Significance of plasma-surface interactions in the etch behavior of low-k materials

Abstract

Low-k materials are an integral component in the advancement of semiconductor device performance by reducing parasitic capacitance and enabling faster device switching for a given thickness compared to traditional dielectric materials such as SiO2. With the advances in logic scaling, low-k materials are increasingly more prominent in the structures of advanced devices. For example, low-k materials are essential as the spacer material to provide both etch selectivity between dielectric materials and electrical isolation in field effect transistors. Consequently, the integration of low-k materials requires that the etch behavior of these materials be well understood so that the device structures can be reliably and reproducibly fabricated. In this study, the authors used a high-density plasma reactor with benchmark CF4- and NF3-based process chemistries to etch low-k materials including SiCN, SiOCN, and SiBCN in addition to Si, SiO2, and SiN reference materials.
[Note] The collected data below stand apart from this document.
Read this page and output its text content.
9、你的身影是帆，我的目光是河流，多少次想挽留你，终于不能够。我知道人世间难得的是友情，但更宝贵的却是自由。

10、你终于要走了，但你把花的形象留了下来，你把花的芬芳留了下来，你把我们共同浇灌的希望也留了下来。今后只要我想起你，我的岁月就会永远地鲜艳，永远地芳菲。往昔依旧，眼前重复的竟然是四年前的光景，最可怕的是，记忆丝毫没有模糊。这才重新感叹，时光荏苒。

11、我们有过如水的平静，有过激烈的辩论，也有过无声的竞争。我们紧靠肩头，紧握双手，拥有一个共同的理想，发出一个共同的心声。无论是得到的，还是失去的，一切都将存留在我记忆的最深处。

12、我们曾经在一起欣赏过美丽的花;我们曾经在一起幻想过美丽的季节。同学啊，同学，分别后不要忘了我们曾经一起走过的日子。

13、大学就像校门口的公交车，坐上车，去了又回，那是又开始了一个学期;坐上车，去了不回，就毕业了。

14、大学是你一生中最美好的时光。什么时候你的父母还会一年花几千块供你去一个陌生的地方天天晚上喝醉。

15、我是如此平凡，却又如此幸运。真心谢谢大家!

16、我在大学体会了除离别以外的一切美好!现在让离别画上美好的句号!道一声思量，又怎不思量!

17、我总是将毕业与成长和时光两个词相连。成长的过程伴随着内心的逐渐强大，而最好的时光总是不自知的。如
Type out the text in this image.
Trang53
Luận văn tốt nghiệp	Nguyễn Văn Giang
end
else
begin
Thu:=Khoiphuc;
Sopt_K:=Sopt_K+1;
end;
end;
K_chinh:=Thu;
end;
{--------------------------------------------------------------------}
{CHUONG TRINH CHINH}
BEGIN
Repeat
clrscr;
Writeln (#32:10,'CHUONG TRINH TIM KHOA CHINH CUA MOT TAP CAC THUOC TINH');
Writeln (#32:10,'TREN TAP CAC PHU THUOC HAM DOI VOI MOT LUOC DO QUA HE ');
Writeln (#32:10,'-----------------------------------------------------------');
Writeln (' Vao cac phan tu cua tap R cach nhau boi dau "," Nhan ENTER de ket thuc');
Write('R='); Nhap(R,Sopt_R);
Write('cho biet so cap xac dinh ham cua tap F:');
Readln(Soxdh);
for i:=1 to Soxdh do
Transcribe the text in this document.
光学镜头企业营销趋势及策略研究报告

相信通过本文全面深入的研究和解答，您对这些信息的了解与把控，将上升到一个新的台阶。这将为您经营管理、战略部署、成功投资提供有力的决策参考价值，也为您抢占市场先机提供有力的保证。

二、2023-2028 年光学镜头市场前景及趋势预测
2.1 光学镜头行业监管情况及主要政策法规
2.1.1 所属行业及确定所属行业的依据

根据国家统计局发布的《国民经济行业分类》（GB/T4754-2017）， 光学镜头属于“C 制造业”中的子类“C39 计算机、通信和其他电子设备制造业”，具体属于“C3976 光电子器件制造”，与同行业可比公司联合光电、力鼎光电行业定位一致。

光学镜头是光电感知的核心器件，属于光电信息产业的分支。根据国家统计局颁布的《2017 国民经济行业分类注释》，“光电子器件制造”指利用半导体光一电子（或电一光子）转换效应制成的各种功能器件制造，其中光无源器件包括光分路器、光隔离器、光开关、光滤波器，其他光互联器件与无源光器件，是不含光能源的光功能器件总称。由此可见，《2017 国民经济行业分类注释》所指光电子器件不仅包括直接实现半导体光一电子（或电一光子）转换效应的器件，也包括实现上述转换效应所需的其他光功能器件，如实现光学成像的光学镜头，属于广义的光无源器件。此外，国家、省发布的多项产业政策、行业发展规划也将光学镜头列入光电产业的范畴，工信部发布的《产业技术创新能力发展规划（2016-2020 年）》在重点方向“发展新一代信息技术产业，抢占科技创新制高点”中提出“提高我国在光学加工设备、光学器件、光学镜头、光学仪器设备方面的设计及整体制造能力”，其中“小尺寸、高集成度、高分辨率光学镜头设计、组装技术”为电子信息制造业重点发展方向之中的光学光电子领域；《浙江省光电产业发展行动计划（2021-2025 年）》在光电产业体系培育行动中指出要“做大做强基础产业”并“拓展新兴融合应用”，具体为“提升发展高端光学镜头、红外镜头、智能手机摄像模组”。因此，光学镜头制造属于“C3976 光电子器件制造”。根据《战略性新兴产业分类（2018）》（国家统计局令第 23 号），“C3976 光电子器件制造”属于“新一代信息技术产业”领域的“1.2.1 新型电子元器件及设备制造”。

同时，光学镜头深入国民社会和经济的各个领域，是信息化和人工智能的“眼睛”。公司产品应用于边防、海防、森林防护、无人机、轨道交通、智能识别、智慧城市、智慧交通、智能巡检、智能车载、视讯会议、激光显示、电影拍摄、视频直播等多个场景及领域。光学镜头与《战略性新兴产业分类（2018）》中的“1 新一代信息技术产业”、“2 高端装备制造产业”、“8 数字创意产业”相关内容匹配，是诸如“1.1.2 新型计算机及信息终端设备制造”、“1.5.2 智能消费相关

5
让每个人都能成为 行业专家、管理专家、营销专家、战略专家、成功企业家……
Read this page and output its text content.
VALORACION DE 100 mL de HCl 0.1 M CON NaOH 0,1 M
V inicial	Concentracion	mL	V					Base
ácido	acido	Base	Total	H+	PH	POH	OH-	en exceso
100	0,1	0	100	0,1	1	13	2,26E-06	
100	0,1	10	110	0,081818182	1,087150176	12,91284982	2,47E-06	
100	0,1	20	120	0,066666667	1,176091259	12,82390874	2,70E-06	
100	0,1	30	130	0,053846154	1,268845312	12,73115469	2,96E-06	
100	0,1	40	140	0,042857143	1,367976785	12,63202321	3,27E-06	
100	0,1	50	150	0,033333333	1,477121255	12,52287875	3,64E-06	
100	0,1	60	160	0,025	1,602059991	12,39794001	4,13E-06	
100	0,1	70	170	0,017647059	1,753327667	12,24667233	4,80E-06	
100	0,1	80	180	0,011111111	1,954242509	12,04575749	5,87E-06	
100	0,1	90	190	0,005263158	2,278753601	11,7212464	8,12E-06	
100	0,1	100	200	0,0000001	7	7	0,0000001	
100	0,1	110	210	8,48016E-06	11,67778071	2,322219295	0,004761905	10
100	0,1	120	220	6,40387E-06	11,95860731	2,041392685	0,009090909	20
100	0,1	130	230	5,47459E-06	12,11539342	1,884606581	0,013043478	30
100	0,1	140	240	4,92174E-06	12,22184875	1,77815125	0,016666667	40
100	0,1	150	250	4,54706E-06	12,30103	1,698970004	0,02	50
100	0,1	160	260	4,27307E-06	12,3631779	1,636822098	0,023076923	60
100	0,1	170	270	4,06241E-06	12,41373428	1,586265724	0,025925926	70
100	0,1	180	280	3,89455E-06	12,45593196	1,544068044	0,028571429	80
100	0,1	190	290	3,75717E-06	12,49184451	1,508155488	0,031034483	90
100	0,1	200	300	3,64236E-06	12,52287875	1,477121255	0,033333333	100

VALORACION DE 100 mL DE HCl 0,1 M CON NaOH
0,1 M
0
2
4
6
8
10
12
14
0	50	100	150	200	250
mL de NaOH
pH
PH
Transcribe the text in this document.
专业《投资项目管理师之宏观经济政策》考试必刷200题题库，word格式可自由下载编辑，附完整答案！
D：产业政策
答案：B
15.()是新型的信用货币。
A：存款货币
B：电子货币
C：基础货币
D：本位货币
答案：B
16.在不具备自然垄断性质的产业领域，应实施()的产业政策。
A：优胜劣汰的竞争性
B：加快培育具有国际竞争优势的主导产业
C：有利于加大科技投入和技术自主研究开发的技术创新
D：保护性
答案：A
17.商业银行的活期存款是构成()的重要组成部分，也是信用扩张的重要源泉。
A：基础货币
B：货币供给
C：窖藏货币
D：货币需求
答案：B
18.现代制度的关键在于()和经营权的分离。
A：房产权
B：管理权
Numerous characterization techniques were utilized to understand the relationships between the plasma conditions, the evolution of the surface chemistry of the materials, and the resulting etch behavior. These techniques consisted of optical emission spectroscopy, spectroscopic ellipsometry, x-ray photoelectron spectroscopy, and attenuated total reflection Fourier transform infrared spectroscopy. The etch behavior of low-k materials under a given etch process is vital for establishing the etch selectivities in multilayer structures that are required to yield complex device geometries. For example, a directly proportional correlation was observed between the etch rate and intrinsic nitrogen concentration of the low-k materials. Potential mechanisms for the observed etch behaviors were explored using modeling and found that the intrinsic nitrogen composition in the low-k materials can result in energetically favorable reactions that result in the weakening and volatilization of the Si–N bond. Identifying the underlying mechanisms for the etch behaviors of low-k materials will provide key guidance into the development of etch processes that integrate these materials in current and future device structures.